Positions like this make it less likely that courts will overturn the distant signal death penalty. And in part because of the power wielded by the NAB – and Murdoch — in Congress, it’s unlikely that EchoStar will get the legislative relief it seeks, at least before a new Congress starts up in late January (following the Nov. 7 elections). What this means is that EchoStar will have to actually turn off the legal and illegal subscriptions, because neither the courts nor Congress are likely to step in before Dec. 1. Adds longtime D.C.-based network affiliate counsel Robert Rini, “I’m not sure there’s an appetite in Congress today to deal with a single company issue vis-a-vis the other major telecom issues out there now.”
Longer term, EchoStar will try to get Congress to alter the DNS rulings and rules so that Dish Network can again supplement its bottom line with the $5-per-month revenues from hundreds of thousands of distant signal viewers.
What will become of those 800,000 distant signal subscribers? That is where Murdoch re-enters the fray. A smaller number are likely to migrate to either cable or telephone video providers. A tiny number will leave multichannel pay TV service altogether. Yet most will likely stick with EchoStar after it either switches them over to receipt of local signals by way of local-into-local subscriptions, or upon installation of a standard, old-fashioned off-air antenna. But many of the 600,000 legal subs – even if the prior solutions are offered for free — will turn off their EchoStar subscriptions and switch over to DirecTV. This suggests a bump in the DirecTV subscriber roles for 4Q ’06 and 1Q ’07. When that happens, DirecTV stands to gain more than $60 per month in revenues. From each 100,000 subscribers, that would equal almost $75 million per year.
At age 75, Murdoch may have become a much older fox, but as Ergen, at 53, can attest (more emphatically than ever after this latest DNS brawl), Murdoch remains a still remarkably wily old Fox (and rival).
Jimmy Schaeffler is chief service officer and senior analyst at The Carmel Group, a Carmel-by-the-Sea, Calif.-based conference organizer, publisher and consultancy. He can be reached at (831) 643 2222 or at jimmy@carmelgroup.com.
PaulC commented:
So much for freedom of choice in our capitalist/consumer driven society-Im dictated to be those with way to much money about what I can and cannot watch when IM WILLING to pay for other markets- market economy? give me a break !
gmjavj commented:
This hurts the consumer more than these people with too much money already.

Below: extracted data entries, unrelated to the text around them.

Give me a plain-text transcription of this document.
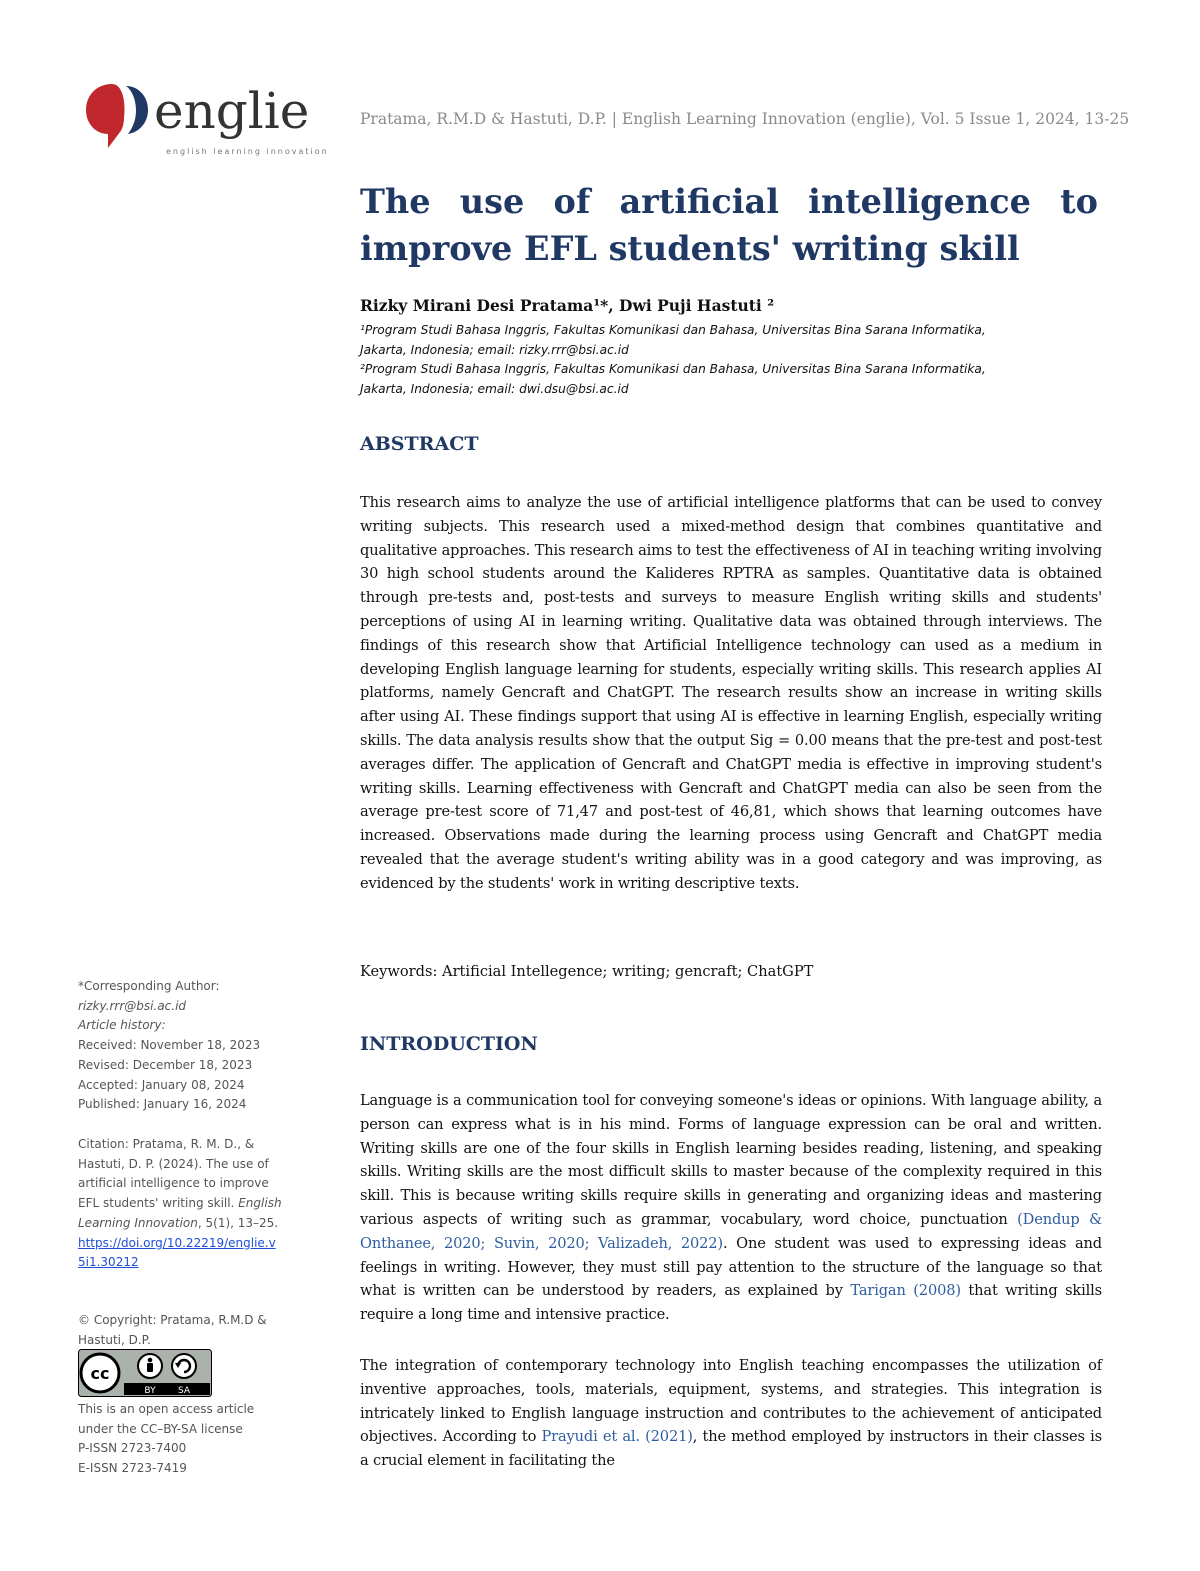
englie
english learning innovation
Pratama, R.M.D & Hastuti, D.P. | English Learning Innovation (englie), Vol. 5 Issue 1, 2024, 13-25
The use of artificial intelligence to
improve EFL students' writing skill
Rizky Mirani Desi Pratama¹*, Dwi Puji Hastuti ²
¹Program Studi Bahasa Inggris, Fakultas Komunikasi dan Bahasa, Universitas Bina Sarana Informatika,
Jakarta, Indonesia; email: rizky.rrr@bsi.ac.id
²Program Studi Bahasa Inggris, Fakultas Komunikasi dan Bahasa, Universitas Bina Sarana Informatika,
Jakarta, Indonesia; email: dwi.dsu@bsi.ac.id
ABSTRACT

This research aims to analyze the use of artificial intelligence platforms that can be used to convey writing subjects. This research used a mixed-method design that combines quantitative and qualitative approaches. This research aims to test the effectiveness of AI in teaching writing involving 30 high school students around the Kalideres RPTRA as samples. Quantitative data is obtained through pre-tests and, post-tests and surveys to measure English writing skills and students' perceptions of using AI in learning writing. Qualitative data was obtained through interviews. The findings of this research show that Artificial Intelligence technology can used as a medium in developing English language learning for students, especially writing skills. This research applies AI platforms, namely Gencraft and ChatGPT. The research results show an increase in writing skills after using AI. These findings support that using AI is effective in learning English, especially writing skills. The data analysis results show that the output Sig = 0.00 means that the pre-test and post-test averages differ. The application of Gencraft and ChatGPT media is effective in improving student's writing skills. Learning effectiveness with Gencraft and ChatGPT media can also be seen from the average pre-test score of 71,47 and post-test of 46,81, which shows that learning outcomes have increased. Observations made during the learning process using Gencraft and ChatGPT media revealed that the average student's writing ability was in a good category and was improving, as evidenced by the students' work in writing descriptive texts.

Keywords: Artificial Intellegence; writing; gencraft; ChatGPT
INTRODUCTION

Language is a communication tool for conveying someone's ideas or opinions. With language ability, a person can express what is in his mind. Forms of language expression can be oral and written. Writing skills are one of the four skills in English learning besides reading, listening, and speaking skills. Writing skills are the most difficult skills to master because of the complexity required in this skill. This is because writing skills require skills in generating and organizing ideas and mastering various aspects of writing such as grammar, vocabulary, word choice, punctuation (Dendup & Onthanee, 2020; Suvin, 2020; Valizadeh, 2022). One student was used to expressing ideas and feelings in writing. However, they must still pay attention to the structure of the language so that what is written can be understood by readers, as explained by Tarigan (2008) that writing skills require a long time and intensive practice.

The integration of contemporary technology into English teaching encompasses the utilization of inventive approaches, tools, materials, equipment, systems, and strategies. This integration is intricately linked to English language instruction and contributes to the achievement of anticipated objectives. According to Prayudi et al. (2021), the method employed by instructors in their classes is a crucial element in facilitating the

*Corresponding Author:
rizky.rrr@bsi.ac.id
Article history:
Received: November 18, 2023
Revised: December 18, 2023
Accepted: January 08, 2024
Published: January 16, 2024
Citation: Pratama, R. M. D., & Hastuti, D. P. (2024). The use of artificial intelligence to improve EFL students' writing skill. English Learning Innovation, 5(1), 13–25.
https://doi.org/10.22219/englie.v5i1.30212
© Copyright: Pratama, R.M.D & Hastuti, D.P.
cc
BY SA
This is an open access article under the CC–BY-SA license
P-ISSN 2723-7400
E-ISSN 2723-7419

It is like news censorship, the same as saying we can no longer buy out of town news papers. Russia no loner has it this bad. I can't beleive the greedy folks at News Corp got by with this.
Alice M. commented:
In my small voice, I emailed Fox and said as much as I love watching FoxNews and other Fox affiliates, I would no longer be their customer. Murdoch's arrogance is just too much.